Kronologi Keributan di Cafe Leko Tanjungpinang Berujung Maut, Serda Doni Tewas Ditikam
Ilustrasi
Tanjungpinang, Batamnews – Sebuah insiden keributan di Cafe Leko, Tanjungpinang, berujung tragis dengan tewasnya seorang anggota TNI AL, Serda Doni Laksono. Peristiwa ini terjadi pada Minggu dini hari dan melibatkan beberapa personel militer dari berbagai satuan.
Menurut sumber yang mengetahui kejadian ini, insiden bermula ketika seorang anggota Kogabwilhan bernama Serda Robi memecahkan botol minuman di atas meja. Pecahan botol tersebut mengenai salah satu anggota Koarmada I, yang kemudian memicu ketegangan di lokasi.
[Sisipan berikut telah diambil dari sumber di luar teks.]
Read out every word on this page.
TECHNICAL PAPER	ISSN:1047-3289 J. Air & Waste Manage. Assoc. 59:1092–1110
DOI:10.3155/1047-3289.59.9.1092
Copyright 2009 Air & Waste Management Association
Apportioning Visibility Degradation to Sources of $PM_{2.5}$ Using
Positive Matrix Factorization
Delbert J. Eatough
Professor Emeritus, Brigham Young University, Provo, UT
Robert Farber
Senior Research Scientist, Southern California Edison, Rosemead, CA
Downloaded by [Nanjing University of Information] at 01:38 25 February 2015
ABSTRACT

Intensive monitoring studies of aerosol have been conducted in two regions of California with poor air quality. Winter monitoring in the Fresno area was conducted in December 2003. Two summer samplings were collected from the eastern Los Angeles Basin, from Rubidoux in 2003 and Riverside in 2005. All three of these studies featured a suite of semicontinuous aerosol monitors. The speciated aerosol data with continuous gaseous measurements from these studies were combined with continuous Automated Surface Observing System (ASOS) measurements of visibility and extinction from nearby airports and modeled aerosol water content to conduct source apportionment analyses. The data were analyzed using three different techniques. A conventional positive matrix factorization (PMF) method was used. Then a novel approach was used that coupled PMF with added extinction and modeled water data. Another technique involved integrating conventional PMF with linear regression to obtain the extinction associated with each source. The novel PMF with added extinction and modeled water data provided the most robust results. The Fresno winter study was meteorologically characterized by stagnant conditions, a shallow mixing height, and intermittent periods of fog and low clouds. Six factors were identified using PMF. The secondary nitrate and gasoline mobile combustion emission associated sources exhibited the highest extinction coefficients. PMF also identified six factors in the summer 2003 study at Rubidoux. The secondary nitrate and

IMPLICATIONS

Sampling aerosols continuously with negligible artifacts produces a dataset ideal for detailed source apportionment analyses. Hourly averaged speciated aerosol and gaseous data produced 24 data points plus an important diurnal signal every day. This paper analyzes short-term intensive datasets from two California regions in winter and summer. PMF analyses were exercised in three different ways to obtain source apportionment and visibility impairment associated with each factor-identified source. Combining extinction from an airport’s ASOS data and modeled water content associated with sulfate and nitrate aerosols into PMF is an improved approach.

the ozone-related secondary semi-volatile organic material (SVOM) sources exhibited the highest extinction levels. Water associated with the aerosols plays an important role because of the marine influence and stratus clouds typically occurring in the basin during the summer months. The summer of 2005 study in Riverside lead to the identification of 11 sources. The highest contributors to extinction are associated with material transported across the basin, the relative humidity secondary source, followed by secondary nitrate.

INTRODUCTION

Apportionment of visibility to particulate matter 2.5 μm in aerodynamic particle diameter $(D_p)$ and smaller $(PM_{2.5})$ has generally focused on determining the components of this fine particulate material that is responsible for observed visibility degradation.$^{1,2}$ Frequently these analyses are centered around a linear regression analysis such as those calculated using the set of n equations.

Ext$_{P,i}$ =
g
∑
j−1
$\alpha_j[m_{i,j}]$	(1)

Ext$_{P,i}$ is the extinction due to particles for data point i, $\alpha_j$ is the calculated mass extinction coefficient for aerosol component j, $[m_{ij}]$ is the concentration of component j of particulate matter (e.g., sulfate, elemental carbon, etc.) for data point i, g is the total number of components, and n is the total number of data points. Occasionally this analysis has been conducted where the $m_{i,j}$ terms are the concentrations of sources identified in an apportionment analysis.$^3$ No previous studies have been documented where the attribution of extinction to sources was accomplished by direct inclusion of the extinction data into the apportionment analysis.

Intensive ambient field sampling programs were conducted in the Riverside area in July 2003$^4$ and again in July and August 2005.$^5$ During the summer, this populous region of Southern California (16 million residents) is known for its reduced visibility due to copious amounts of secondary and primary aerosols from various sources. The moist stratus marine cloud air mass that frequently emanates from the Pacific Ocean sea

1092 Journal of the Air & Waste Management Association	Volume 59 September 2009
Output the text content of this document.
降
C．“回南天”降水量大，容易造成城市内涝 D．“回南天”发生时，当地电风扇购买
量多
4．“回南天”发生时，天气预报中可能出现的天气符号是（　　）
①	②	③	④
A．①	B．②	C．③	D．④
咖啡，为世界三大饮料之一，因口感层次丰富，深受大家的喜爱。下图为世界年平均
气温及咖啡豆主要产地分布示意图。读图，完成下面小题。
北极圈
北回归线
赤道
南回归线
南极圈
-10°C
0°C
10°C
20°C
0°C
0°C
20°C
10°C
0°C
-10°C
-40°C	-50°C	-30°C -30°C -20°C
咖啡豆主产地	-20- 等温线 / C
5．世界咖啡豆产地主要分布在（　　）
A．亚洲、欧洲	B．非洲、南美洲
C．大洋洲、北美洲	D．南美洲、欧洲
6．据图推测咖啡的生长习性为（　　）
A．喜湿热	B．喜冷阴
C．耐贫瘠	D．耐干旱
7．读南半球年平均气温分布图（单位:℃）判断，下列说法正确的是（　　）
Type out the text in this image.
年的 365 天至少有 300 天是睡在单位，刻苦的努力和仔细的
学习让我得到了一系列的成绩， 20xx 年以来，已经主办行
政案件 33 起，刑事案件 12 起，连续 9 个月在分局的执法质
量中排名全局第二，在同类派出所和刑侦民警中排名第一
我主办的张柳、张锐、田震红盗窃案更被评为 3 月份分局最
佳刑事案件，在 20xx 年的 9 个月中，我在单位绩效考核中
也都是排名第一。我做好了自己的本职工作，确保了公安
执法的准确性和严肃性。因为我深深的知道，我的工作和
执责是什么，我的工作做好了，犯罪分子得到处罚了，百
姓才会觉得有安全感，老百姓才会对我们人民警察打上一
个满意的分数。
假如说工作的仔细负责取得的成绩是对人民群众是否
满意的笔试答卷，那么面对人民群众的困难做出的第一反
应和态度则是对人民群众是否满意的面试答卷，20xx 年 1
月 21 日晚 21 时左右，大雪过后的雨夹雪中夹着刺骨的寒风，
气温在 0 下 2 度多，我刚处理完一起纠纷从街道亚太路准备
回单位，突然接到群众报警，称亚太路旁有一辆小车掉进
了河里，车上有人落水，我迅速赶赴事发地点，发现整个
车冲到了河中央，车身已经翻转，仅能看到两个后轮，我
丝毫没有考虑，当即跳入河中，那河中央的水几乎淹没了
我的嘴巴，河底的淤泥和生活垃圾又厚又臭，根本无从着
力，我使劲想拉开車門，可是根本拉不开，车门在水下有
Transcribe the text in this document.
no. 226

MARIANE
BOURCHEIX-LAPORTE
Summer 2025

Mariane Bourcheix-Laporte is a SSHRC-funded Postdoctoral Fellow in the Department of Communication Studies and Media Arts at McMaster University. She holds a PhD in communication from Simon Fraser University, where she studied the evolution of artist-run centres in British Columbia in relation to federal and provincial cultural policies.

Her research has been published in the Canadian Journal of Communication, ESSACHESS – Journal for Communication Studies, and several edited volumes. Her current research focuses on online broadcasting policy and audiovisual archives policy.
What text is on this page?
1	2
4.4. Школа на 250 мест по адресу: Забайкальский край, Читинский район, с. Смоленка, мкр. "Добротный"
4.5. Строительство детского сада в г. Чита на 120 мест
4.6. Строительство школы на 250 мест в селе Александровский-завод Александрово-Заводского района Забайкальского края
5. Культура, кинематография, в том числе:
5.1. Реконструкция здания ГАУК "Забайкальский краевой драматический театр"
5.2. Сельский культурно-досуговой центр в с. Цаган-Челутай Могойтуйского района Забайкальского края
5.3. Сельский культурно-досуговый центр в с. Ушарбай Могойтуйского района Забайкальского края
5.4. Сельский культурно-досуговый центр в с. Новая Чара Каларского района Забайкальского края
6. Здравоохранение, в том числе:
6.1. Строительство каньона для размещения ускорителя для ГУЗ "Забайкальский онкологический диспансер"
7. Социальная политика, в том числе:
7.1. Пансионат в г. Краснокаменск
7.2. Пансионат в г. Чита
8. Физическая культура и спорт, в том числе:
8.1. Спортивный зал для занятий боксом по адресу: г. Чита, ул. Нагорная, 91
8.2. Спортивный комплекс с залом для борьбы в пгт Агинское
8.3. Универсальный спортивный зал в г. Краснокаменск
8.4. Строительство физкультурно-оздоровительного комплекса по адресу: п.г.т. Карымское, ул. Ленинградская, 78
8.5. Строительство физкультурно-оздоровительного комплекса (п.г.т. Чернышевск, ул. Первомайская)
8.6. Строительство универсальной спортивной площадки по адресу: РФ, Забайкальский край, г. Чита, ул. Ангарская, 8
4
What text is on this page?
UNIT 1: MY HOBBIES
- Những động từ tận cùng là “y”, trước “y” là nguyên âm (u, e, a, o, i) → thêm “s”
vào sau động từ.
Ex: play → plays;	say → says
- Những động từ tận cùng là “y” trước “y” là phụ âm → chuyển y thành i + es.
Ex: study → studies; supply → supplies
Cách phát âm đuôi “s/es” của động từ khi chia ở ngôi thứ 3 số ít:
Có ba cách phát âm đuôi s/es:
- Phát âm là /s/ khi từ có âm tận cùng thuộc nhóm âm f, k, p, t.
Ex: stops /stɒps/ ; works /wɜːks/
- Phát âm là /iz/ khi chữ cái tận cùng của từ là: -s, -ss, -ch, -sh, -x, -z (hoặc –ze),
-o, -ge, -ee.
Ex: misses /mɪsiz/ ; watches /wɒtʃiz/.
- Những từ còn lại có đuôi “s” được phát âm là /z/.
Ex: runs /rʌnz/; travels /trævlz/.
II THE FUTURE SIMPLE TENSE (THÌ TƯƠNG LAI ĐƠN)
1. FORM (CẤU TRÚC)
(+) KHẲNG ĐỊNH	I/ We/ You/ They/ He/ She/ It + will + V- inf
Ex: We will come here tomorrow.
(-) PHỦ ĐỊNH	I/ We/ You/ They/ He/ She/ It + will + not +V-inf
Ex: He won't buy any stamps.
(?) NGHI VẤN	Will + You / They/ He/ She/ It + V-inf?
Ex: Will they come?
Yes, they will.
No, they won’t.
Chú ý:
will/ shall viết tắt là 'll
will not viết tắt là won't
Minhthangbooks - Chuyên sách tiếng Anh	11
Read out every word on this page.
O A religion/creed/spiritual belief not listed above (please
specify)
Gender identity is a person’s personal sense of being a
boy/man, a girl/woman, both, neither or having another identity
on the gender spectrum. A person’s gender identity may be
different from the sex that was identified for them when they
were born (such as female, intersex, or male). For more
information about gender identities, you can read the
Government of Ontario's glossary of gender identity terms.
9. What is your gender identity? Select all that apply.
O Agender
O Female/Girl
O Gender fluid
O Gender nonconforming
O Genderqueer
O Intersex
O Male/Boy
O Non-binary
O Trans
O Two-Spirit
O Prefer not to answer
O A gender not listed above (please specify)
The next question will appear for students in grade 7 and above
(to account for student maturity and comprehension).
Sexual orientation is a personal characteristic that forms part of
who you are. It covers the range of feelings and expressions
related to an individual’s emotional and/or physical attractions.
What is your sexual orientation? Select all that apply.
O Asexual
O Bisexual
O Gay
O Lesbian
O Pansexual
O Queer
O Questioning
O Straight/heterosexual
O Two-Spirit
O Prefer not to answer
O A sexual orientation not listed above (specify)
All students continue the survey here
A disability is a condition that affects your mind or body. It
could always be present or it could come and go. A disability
Setelah insiden pemecahan botol, Serda Robi langsung meninggalkan tempat kejadian. Namun, anggota Koarmada yang berada di lokasi melihat Prada Yulius Henokh Supusepa, seorang anggota Yonif 136/Tuah Sakti, juga sedang minum di tempat yang sama. Diduga terjadi kesalahpahaman, dan anggota Koarmada mengira bahwa Prada Yulius Henokh Supusepa adalah pelaku yang memecahkan botol tersebut.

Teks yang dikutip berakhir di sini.